Stellingen. Sie heißt Maruschka, aber Rapunzel wäre passender. Denn wie die schöne Prinzessin im Märchen sitzt die neue Tigerin bei Hagenbeck alleine im Turm und wartet auf ihren Prinzen. Wo bleibt der bloß? Während der Herr sich noch herumtreibt, putzt sie ihr schönes Fell und hält mit bernsteinfarbenen Augen Ausschau. Sie wird noch lange putzen und suchen müssen. Der Grund: Der Prinz muss erst noch geboren werden.

Maruschka ist gar nicht so wählerisch. Hauptsache, der Zukünftige hat Streifen ... Hagenbecks zoologischer Direktor Stephan Hering-Hagenbeck und Tierarzt Michael Flügger sehen das nicht so locker. Der männliche Tiger muss genetisch perfekt zu der jungen Dame passen. So will es das Europäische Erhaltungszuchtprogramm (EEP). Denn die Raubkatzen sollen für Nachwuchs sorgen. Gesunde Tigerbabys, mit denen später weitergezüchtet werden kann, um die stark gefährdete Art des Sibirischen Tigers zu erhalten.

"In Freiheit gibt es noch etwa 450 Sibirische Tiger", sagt Stephan Hering-Hagenbeck, in den europäischen Zoos leben etwa 220 der auch Amur-Tiger genannten Großkatzen. Damit die Zucht der Tiere langfristig gelingt, ist ein gesunder und vielfältiger Genpool nötig - und ein Fachmann, der den Überblick behält. Das ist der sogenannte Zuchtkoordinator, im Fall der Sibirischen Tiger sitzt er im Zoo London. Er sammelt Daten, puzzelt daraus passende Tigerpärchen und entscheidet, welches züchten darf und welches nicht.

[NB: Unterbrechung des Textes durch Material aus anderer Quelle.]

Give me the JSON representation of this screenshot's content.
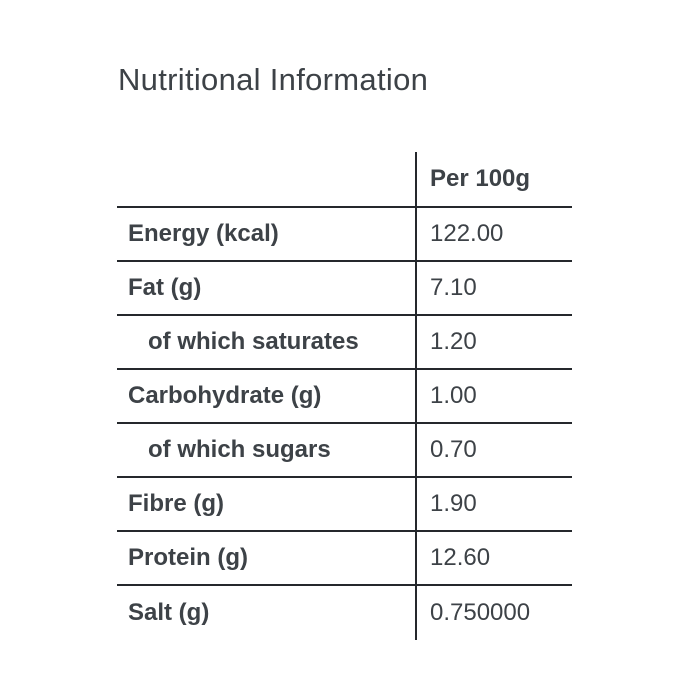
{
  "title": "Nutritional Information",
  "table": {
    "column_header": "Per 100g",
    "rows": [
      {
        "label": "Energy (kcal)",
        "value": "122.00",
        "indent": false
      },
      {
        "label": "Fat (g)",
        "value": "7.10",
        "indent": false
      },
      {
        "label": "of which saturates",
        "value": "1.20",
        "indent": true
      },
      {
        "label": "Carbohydrate (g)",
        "value": "1.00",
        "indent": false
      },
      {
        "label": "of which sugars",
        "value": "0.70",
        "indent": true
      },
      {
        "label": "Fibre (g)",
        "value": "1.90",
        "indent": false
      },
      {
        "label": "Protein (g)",
        "value": "12.60",
        "indent": false
      },
      {
        "label": "Salt (g)",
        "value": "0.750000",
        "indent": false
      }
    ]
  },
  "colors": {
    "background": "#ffffff",
    "text": "#3d4247",
    "rule": "#25282c"
  }
}
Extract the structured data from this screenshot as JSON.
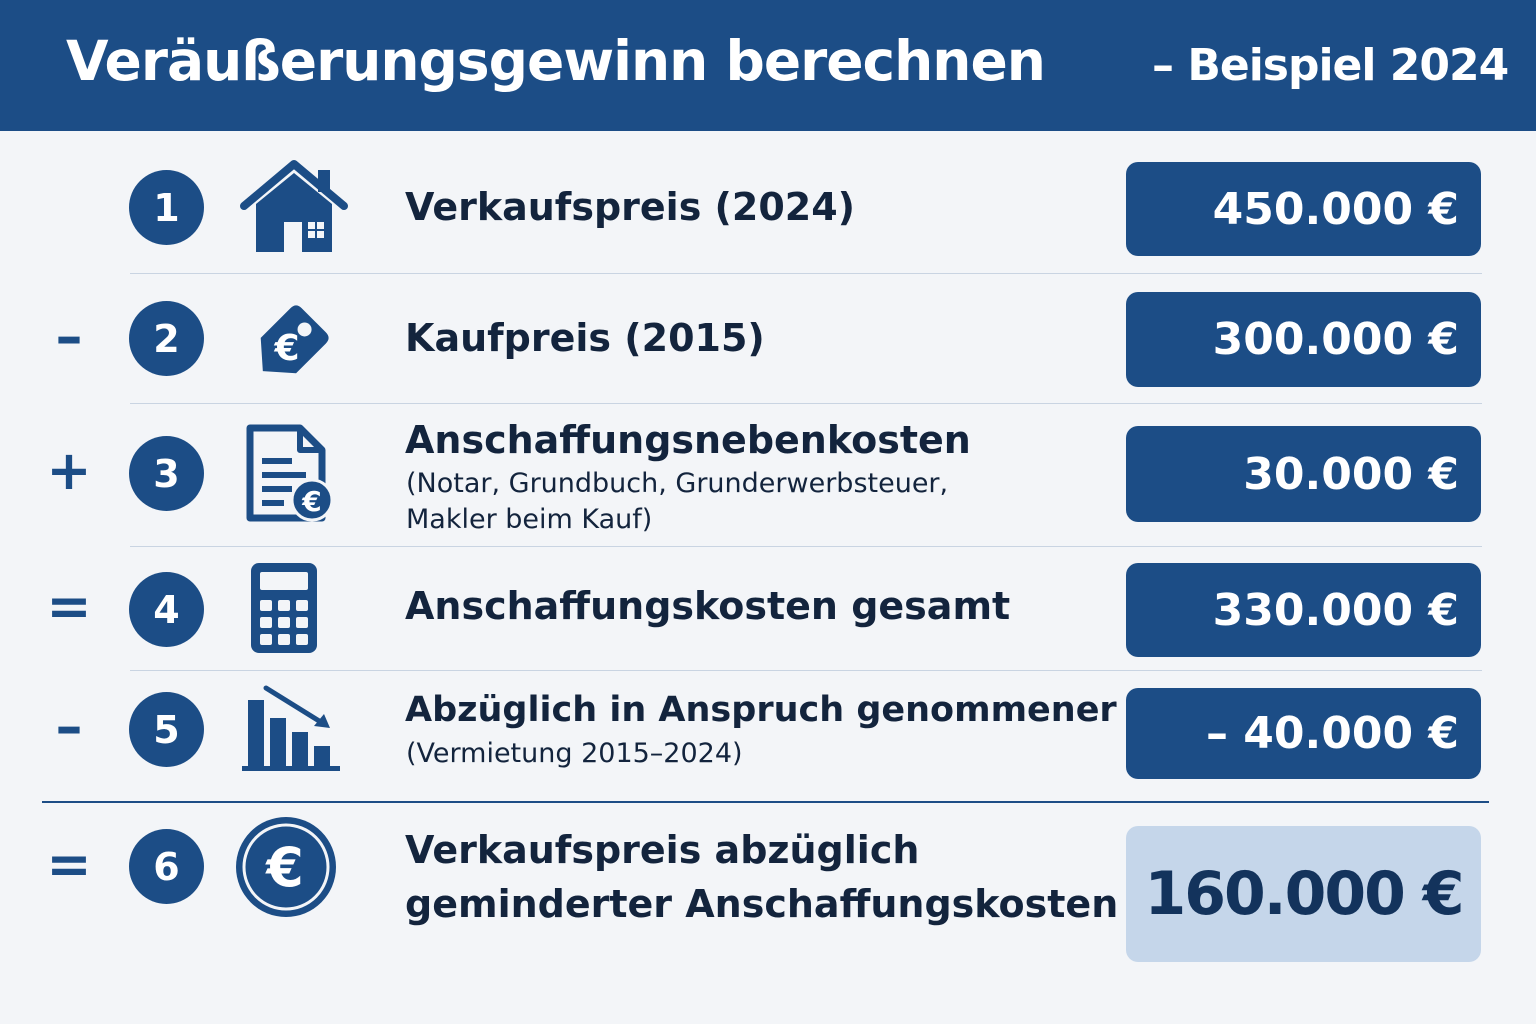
{
  "header": {
    "title": "Veräußerungsgewinn berechnen",
    "subtitle": "– Beispiel 2024"
  },
  "rows": [
    {
      "operator": "",
      "step": "1",
      "icon": "house-icon",
      "label": "Verkaufspreis (2024)",
      "sublabel": "",
      "value": "450.000 €"
    },
    {
      "operator": "–",
      "step": "2",
      "icon": "euro-price-tag-icon",
      "label": "Kaufpreis (2015)",
      "sublabel": "",
      "value": "300.000 €"
    },
    {
      "operator": "+",
      "step": "3",
      "icon": "euro-document-icon",
      "label": "Anschaffungsnebenkosten",
      "sublabel": "(Notar, Grundbuch, Grunderwerbsteuer,",
      "sublabel2": "Makler beim Kauf)",
      "value": "30.000 €"
    },
    {
      "operator": "=",
      "step": "4",
      "icon": "calculator-icon",
      "label": "Anschaffungskosten gesamt",
      "sublabel": "",
      "value": "330.000 €"
    },
    {
      "operator": "–",
      "step": "5",
      "icon": "declining-bar-chart-icon",
      "label": "Abzüglich in Anspruch genommener AfA",
      "sublabel": "(Vermietung 2015–2024)",
      "value": "– 40.000 €"
    },
    {
      "operator": "=",
      "step": "6",
      "icon": "euro-coin-icon",
      "label": "Verkaufspreis abzüglich",
      "label2": "geminderter Anschaffungskosten",
      "sublabel": "",
      "value": "160.000 €"
    }
  ],
  "colors": {
    "primary": "#1c4d86",
    "result_bg": "#c5d6ea",
    "text": "#13243d"
  }
}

Sascha und Taiga waren so ein Paar vom Reißbrett. Beide Tiger kamen 1996 nach Hamburg und verstanden sich prächtig. Neun Jungtiere wurden geboren, zuletzt gab es 2003 einen Tigerwurf bei Hagenbeck. Dann war Schluss. Sascha und Taiga wurden zusammen alt, starben und machten damit die Wohnung frei für ein neues Tigerpaar.

So flog am 16. September 2012 Maruschka aus dem Zoo Nowosibirsk in Hamburg ein. "Sehr ängstlich und zurückhaltend saß sie in der Kiste", erinnert sich Tierpfleger Kevin Surmilo an seinen ersten Eindruck von der erst anderthalb Jahre alten Tigerin. Gutes Zureden habe es gebraucht, um sie herauszulocken. Inzwischen hat sich Maruschka mit ihrem neuen Zuhause angefreundet. Zu sehen ist sie - das große Gehege soll umgebaut werden - derzeit allerdings nur auf der kleinen Tigeranlage.

Dort liegt sie am liebsten auf ihrem Aussichtsplatz in der Ecke oben links und hält Ausschau nach Besuchern - oder nach einem Prinzen. "Das schöne Tier soll hier nicht alleine versauern", sagt Tierarzt Michael Flügger und hofft auf baldigen männlichen Nachwuchs irgendwo in Europa oder - was auch gut wäre - auf eine Ausnahmegenehmigung. Auf der EEP-Liste stehen nämlich nur die Tiger, die in einem der 345 Zoos des Europäischen Zooverbands (EAZA) leben. Es gibt aber auch Tiger, die in kleinen, nicht von der EAZA zertifizierten Zoos leben. Vielleicht findet sich dort ein Prinz, der zu Maruschka passt und nach Hamburg kommen darf - natürlich erst nach erfolgreichem Gentest und mit Zustimmung des Koordinators.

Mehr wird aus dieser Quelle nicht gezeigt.